In 2020 I saw 5 new release films in a real movie theatre. In a regular year, I would see on average 100. Always in the movie theatre. I love the movie theatre. I don’t have the attention span or the patience to watch a movie at home with the ability to pause or check my phone or tell the person sitting next to me what I expect to happen next. The movie theatre is the point; the meditative process of sitting silent for two hours is important for me, someone who talks nearly constantly despite spending the majority of time alone with my dog.

But this year I couldn’t. I managed to get to the theatre 11 times before lockdown hit and twice during the summer of eased restrictions and distanced seating but I only saw 5 new releases: The Photograph, The Gentlemen, Emma, The New Mutants, and Tenet. Not exactly a banner year for me at the cineplex.

None of these movies were particularly good (The Photograph and The Gentlemen were both acceptable I guess). Still, somehow, there are some Oscar nominees in there. Tenet, which I despised, is up for production design and visual effects, which I guess makes sense even if the storytelling is straight shite. And Emma‘s up for costumes and makeup/hair, which is far more than it would have gotten if there’d been a normal number of films released this year yet I’m reminded of this all-time-great tweet from @ThedaneMcdonald about Little Women winning that category last year.
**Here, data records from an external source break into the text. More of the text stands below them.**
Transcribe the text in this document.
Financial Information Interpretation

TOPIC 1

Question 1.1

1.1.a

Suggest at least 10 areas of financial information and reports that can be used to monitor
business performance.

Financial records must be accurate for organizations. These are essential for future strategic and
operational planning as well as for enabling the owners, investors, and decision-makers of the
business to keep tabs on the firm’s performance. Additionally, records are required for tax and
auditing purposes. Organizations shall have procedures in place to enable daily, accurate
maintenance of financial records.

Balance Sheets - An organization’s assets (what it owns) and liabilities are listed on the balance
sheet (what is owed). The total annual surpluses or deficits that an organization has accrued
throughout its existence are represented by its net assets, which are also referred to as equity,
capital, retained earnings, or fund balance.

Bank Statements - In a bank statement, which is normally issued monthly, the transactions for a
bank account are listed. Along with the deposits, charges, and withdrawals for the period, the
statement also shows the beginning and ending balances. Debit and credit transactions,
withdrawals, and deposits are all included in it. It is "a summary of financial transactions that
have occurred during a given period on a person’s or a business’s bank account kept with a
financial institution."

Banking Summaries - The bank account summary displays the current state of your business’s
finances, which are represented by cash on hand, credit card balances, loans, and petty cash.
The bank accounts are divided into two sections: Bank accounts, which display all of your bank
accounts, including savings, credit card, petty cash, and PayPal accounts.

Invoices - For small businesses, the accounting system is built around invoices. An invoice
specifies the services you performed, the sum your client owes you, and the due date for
But, those below-the-line nominations aside, take the cineplex out of my life and movies kind of go with it so for the first time in my entire adult life I find myself having seen almost none of the nominated movies. Most of the top contenders aren’t available on the major streaming services, leaving audiences still in lockdown zones the choice of paying high on-demand prices or missing it altogether. But even if I had the money to pay to see Nomadland, Judas and the Black Messiah, and Minari (the three I’m most horrified to have missed thus far), I don’t want to watch them at home. I’ve been thinking a lot about Rome and how bored I was, how many times I paused, how much I missed, because I wasn’t in the attention-forcing environment of a real movie theatre.

The only two real Oscar contenders I’ve seen are Ma Rainey’s Black Bottom and The Trial of the Chicago 7, both available on Netflix. The former is an adaptation of a great play but it’s only a so-so film. If I was a betting person, I’d be all in on Chadwick Boseman to win Best Actor but I was sure of that before I saw the movie. I was actually sure of that before he died and genuinely think he would have won even if he was still here. Because Levee is that kind of role (heck, we gave an award to the guy in that role when we saw the play too). Viola Davis isn’t a bad bet either but it’s a small role that should probably be listed as supporting and Best Actress is strong this year (or so I’ve gathered, I haven’t seen any of the other movies! Ugh).

The Trial of the Chicago 7 is a delight but it’s an oldschool movie that should likely be buried by the more refreshing voices that surround it (though I still think Redmayne deserved a nom and I have a very hard time believing freaking Gary Oldman deserved yet another one). Sorkin is an Academy darling and always a threat to take home Best Screenplay and funnyman Sacha Baron Cohen’s serious all-in performance would have a real shot in any other year but Supporting Actor is absolutely insane this year with both leading actors from Judas and the Black Messiah mysteriously listed as supporting (LaKeith Stanfield Is Nominated For An Oscar!!!! Guys, this is very big news for my faith in humanity). Long story short I could see it taking up to two trophies but more likely zero.

I’m still making my Oscar rounds and I’ll surely suck it up to watch as much as I can, cineplex or no, before the big day. But to me 2020 will always be the year without movies. The Oscars, though, the Oscars are still happening.